Vendas do varejo sobem 3,4% em agosto e atingem maior patamar da série histórica, aponta IBGE

Vendas do varejo sobem 3,4% em agosto e atingem maior patamar da série histórica, aponta IBGE

8 de outubro de 2020 0 Por PlanodeVida

Mulher segurando cesta de supermercado enquanto escolhe alguns itens da prateleira

SÃO PAULO – As vendas no varejo brasileiro cresceram 3,4% em agosto na comparação com julho, mostrou nesta quinta-feira (8) o Instituto Brasileiro de Geografia e Estatística (IBGE). Com esse resultado, o volume de vendas do varejo atingiu o maior patamar da série histórica da Pesquisa Mensal de Comércio (PMC) do IBGE, ficando 2,6% acima do recorde anterior, de outubro de 2014.

Frente a agosto de 2019, na série sem ajuste sazonal, o comércio varejista cresceu 6,1%.

A expectativa, segundo o consenso Bloomberg, era de que as vendas no varejo tivessem subido 6% na base de comparação anual e 3% no comparativo mensal, após alta de 5% no período anterior. Já o acumulado nos últimos 12 meses foi 0,5%.

No comércio varejista ampliado, que inclui veículos, motos, partes e peças e de material de construção, o volume de vendas cresceu 4,6% em relação a julho, enquanto a média móvel do trimestre foi 7,6%. Em relação a agosto de 2019, o varejo ampliado cresceu 3,9%, contra 1,6% em julho de 2020, segunda taxa positiva consecutiva. O acumulado nos últimos 12 meses foi de -1,7%.

O volume de vendas no varejo, em agosto de 2020, continuou registrando trajetória positiva, movimento iniciado em maio de 2020, após recordes de queda em março e abril, sobretudo na comparação com o mês imediatamente anterior, na série com ajuste sazonal, destacou o Instituto.

Frente a agosto de 2019, o volume de vendas do comércio varejista teve seu terceiro mês consecutivo de crescimento. O acumulado do ano (-0,9%) continua negativo, mas com intensidade menor que nos meses anteriores.

Nos últimos 12 meses, o comércio varejista acumula alta de 0,5%. O quarto bimestre do ano, com relação ao terceiro, na série ajustada, foi o maior da série histórica (11,3%). Tais resultados contribuíram para que agosto de 2020 se tornasse o novo patamar recorde da série histórica do volume de vendas da PMC, 2,6% acima do recorde anterior, de outubro de 2014.

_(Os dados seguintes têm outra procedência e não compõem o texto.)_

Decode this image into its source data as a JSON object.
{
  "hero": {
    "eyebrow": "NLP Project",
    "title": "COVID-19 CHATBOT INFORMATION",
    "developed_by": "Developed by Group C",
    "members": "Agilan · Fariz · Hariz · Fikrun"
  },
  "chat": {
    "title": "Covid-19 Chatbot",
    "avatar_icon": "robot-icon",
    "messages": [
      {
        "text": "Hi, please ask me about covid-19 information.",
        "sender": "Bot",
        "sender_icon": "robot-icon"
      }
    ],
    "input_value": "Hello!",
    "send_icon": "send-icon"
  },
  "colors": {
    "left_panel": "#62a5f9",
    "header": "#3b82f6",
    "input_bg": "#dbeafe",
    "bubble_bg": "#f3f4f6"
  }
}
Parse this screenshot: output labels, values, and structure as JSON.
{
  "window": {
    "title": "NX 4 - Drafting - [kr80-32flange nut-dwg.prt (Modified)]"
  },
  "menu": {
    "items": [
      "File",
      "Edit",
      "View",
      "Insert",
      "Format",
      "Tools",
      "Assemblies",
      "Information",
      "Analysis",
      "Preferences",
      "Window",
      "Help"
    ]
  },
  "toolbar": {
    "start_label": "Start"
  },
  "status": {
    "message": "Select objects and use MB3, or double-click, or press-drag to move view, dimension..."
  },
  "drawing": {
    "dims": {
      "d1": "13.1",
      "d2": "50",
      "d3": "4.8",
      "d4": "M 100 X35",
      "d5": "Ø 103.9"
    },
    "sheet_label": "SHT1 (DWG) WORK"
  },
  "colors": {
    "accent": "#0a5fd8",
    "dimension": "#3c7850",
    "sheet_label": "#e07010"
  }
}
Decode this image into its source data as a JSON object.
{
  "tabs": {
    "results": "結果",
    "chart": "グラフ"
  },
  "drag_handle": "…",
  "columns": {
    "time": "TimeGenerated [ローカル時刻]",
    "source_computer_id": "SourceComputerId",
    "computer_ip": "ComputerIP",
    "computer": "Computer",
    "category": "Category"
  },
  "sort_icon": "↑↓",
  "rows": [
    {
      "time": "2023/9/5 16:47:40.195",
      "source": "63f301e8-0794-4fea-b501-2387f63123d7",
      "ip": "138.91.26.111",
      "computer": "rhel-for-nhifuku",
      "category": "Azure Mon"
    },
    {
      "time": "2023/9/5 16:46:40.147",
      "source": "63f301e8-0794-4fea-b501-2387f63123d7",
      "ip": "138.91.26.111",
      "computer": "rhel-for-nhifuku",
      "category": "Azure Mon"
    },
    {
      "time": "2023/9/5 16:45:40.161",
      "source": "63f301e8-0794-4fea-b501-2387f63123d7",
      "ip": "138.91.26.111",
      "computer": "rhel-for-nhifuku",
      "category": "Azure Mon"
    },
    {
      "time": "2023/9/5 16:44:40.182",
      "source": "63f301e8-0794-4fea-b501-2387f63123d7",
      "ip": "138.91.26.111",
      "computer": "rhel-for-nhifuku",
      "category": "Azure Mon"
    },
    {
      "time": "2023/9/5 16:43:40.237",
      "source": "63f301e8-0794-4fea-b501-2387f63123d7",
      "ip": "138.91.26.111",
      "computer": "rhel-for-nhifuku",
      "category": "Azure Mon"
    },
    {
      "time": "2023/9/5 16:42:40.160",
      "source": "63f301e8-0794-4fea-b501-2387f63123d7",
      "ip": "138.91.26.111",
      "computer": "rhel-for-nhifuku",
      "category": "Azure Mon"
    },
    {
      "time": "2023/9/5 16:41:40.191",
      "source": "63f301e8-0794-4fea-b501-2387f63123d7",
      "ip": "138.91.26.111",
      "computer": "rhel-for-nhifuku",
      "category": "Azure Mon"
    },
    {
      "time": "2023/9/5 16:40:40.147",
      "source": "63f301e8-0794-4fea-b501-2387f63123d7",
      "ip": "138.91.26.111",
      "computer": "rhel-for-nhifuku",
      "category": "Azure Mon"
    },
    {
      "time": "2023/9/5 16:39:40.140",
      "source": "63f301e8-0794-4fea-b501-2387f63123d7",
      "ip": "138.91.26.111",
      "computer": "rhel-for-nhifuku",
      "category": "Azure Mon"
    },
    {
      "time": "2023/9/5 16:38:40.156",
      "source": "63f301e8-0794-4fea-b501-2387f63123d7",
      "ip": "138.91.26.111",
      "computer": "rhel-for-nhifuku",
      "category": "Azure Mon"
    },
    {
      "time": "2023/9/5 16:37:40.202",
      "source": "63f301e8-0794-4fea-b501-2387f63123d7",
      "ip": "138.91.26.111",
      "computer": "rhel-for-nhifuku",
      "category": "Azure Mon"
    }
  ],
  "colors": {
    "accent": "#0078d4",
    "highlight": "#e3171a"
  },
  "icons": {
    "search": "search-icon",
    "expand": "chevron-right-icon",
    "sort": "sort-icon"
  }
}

Na série com ajuste sazonal, de julho para agosto de 2020, cinco das oito atividades do comércio varejista tiveram alta: Tecidos, vestuário e calçados (30,5%), Outros artigos de uso pessoal e doméstico (10,4%), Móveis e eletrodomésticos (4,6%), Equipamentos e material para escritório, informática e comunicação (1,5%) e Combustíveis e lubrificantes (1,3%).

Ainda frente a julho de 2020, houve recuo nas vendas de Artigos farmacêuticos, médicos, ortopédicos, de perfumaria e cosméticos (-1,2%), Hipermercados, supermercados, produtos alimentícios, bebidas e fumo (-2,2%) e Livros, jornais, revistas e papelaria (-24,7%).

No comércio varejista ampliado, o volume de vendas cresceu 4,6% frente a julho de 2020, na série com ajuste sazonal, quarta taxa positiva consecutiva. Nessa mesma comparação, Veículos, motos, partes e peças cresceu 8,8% e Material de construção avançou 3,6%, após ambos crescerem 12,3% e 5,9%, respectivamente, no mês anterior.

Em agosto de 2020, frente a agosto de 2019, o comércio varejista cresceu 6,1%, com igual número de taxas positivas e taxas negativas. Vale citar que agosto de 2020 teve 21 dias úteis, um a menos do que agosto de 2019 (22 dias). Entre as atividades com aumento no volume de vendas, destacaram-se, em ordem de composição absoluta da taxa: Móveis e eletrodomésticos (36,3%), Outros artigos de uso pessoal e doméstico (18,9%), Hipermercados, supermercados, produtos alimentícios, bebidas e fumo (3,0%) e Artigos farmacêuticos, médicos, ortopédicos, de perfumaria e cosméticos (8,8%).

Por outro lado, Combustíveis e lubrificantes (-9,1%), Tecidos, vestuário e calçados (-6,5%), Livros, jornais, revistas e papelaria (-43,2%) e Equipamentos e material para escritório, informática e comunicação (-11,8%) foram os setores em queda.

Com o alta de 3,9%, frente a agosto de 2019, o varejo ampliado de agosto de 2020 refletiu, principalmente, a contribuição do desempenho de: Móveis e eletrodomésticos (36,3%), Outros artigos de uso pessoal e doméstico (18,9%) e Material de construção (24,1%).